YAMAN YANG MEMBARA

IllaKartila1-225x300Oleh: Illa Kartila, Redaktur Mi’raj Islamic News Agency (MINA)

Yaman – Utara dan Selatan yang dulu adalah negeri tenteram dan damai sehingga dikenal dengan julukan Arabia Felix (Arab yang berbahagia), sejak tahun 1994 berubah menjadi kancah perang saudara antara pemerintah Yaman dengan pengikut partai sosialis di wilayah selatan Yaman.

Konflik tersebut dipicu keinginan untuk melepaskan diri dan membentuk kembali negara Yaman Selatan. Perang yang dikenal dengan sebutan “Perang Musim Panas 94” ini berakhir setelah Pemerintah Yaman berhasil menguasai keadaan.

Setelah Yaman bagian selatan reda, Yaman kembali digoyang pemberontakan kelompok Al-Houthi di wilayah utara, di Provinsi Sa’adah, yang berbatasan langsung dengan Arab Saudi.

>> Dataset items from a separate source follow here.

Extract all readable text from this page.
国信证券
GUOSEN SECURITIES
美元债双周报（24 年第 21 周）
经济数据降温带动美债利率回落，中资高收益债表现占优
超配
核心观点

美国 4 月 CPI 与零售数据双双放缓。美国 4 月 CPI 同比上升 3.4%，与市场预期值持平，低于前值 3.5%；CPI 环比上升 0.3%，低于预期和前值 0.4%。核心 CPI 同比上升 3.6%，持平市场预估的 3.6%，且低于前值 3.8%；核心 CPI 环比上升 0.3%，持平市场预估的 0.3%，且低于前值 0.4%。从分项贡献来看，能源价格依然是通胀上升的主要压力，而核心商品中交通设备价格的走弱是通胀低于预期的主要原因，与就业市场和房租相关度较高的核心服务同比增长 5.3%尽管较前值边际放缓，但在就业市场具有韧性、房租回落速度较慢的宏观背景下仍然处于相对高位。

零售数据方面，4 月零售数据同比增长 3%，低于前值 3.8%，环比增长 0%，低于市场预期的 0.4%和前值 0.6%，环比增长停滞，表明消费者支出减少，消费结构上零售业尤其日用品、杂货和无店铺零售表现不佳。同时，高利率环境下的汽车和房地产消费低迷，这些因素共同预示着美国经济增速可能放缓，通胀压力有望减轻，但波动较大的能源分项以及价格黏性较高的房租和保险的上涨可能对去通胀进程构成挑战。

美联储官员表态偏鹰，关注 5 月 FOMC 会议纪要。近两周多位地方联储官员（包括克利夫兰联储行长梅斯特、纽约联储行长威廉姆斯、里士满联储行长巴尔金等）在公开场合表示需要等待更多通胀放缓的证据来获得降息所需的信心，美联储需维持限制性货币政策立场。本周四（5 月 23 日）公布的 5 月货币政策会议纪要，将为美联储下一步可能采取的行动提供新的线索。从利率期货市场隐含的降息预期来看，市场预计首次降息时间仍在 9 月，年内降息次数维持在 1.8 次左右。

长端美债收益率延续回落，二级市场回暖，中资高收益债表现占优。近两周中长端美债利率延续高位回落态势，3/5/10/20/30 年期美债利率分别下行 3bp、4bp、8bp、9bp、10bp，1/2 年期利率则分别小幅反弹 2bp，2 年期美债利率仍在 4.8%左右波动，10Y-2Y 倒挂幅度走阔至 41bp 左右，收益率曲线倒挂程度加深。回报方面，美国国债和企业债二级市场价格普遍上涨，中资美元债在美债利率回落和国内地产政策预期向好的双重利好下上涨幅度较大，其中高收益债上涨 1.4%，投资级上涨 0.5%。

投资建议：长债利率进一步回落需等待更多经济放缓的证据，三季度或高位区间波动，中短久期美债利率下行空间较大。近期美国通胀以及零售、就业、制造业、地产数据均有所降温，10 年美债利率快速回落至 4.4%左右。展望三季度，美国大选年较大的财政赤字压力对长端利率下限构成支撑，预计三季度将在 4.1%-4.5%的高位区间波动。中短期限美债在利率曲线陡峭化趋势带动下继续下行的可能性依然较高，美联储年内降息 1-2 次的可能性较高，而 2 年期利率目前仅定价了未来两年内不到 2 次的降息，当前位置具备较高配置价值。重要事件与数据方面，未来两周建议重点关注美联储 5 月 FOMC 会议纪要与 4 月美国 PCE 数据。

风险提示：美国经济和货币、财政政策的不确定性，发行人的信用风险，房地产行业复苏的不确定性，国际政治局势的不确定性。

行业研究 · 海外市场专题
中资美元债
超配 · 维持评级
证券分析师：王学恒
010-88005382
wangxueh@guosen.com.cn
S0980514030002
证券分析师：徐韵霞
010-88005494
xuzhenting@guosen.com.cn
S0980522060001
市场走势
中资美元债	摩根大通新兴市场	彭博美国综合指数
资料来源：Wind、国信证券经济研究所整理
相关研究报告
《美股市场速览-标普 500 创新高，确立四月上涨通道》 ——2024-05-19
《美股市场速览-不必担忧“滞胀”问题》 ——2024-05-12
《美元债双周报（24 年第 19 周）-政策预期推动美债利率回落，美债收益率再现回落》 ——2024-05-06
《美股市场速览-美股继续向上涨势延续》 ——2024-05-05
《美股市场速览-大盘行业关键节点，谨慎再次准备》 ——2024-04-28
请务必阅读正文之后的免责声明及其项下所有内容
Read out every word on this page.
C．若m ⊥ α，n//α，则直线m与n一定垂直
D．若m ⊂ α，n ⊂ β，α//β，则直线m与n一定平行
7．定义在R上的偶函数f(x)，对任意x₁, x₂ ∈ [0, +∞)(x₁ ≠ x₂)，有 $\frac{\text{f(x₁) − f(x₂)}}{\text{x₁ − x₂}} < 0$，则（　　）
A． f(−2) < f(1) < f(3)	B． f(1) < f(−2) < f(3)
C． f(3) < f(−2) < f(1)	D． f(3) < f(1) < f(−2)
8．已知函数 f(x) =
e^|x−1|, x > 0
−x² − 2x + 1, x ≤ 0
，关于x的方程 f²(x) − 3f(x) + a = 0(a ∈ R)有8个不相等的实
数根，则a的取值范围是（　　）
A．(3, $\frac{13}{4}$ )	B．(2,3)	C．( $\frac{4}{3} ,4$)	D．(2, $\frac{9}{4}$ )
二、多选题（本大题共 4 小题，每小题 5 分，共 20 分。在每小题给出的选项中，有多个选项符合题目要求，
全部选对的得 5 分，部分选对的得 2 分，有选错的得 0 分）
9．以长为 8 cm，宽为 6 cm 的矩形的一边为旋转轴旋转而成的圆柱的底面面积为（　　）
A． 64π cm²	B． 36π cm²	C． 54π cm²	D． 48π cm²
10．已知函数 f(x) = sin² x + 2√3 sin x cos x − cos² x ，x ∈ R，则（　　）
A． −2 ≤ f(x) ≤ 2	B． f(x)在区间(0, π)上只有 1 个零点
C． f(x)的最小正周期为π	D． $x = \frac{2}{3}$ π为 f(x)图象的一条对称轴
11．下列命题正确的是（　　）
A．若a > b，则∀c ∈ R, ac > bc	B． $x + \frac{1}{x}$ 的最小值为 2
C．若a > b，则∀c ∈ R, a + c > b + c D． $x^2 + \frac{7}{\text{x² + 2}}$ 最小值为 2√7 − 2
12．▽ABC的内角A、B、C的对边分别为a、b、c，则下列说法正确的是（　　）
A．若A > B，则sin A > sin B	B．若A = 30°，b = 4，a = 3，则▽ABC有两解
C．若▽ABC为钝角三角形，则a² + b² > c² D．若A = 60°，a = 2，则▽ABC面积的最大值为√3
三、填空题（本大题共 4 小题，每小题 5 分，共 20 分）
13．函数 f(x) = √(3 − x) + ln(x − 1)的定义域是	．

Kelompok ini sebenarnya ada sejak tahun 1994, namun pada tahun 2004 mulai melakukan perlawanan total.

Nama Al Houthi berasal dai pemimpin mereka, Hussein Badreddin Al-Houthi yang tewas dibunuh tentara Yaman tahun 2004. Awalnya kelompok ini menamakan diri “As-Shabab Al-Mukminin” kelompok oposisi yang menentang invasi AS di Irak serta campur tangan AS di Yaman.

Setelah pemimpin gerakan ini Hussein Badreddin Al Houthi terbunuh, saudaranya, Abdul Malik Houthi menggantikan posisinya. Ia mempopulerkan Al Houthi sebagai nama gerakannya. Gerilyawan Al Houthi mayoritas Muslim Zaidiyah (salah satu aliran dalam Syiah), maka dianggap ancaman serius bagi Yaman dan Arab Saudi.

Konflik bersenjata di Yaman semakin memburuk akibat gejolak sebelumnya yang terjadi selama bertahun-tahun yang merupakan dampak dari gelombang Arab Spring yang terjadi pada akhir 2010.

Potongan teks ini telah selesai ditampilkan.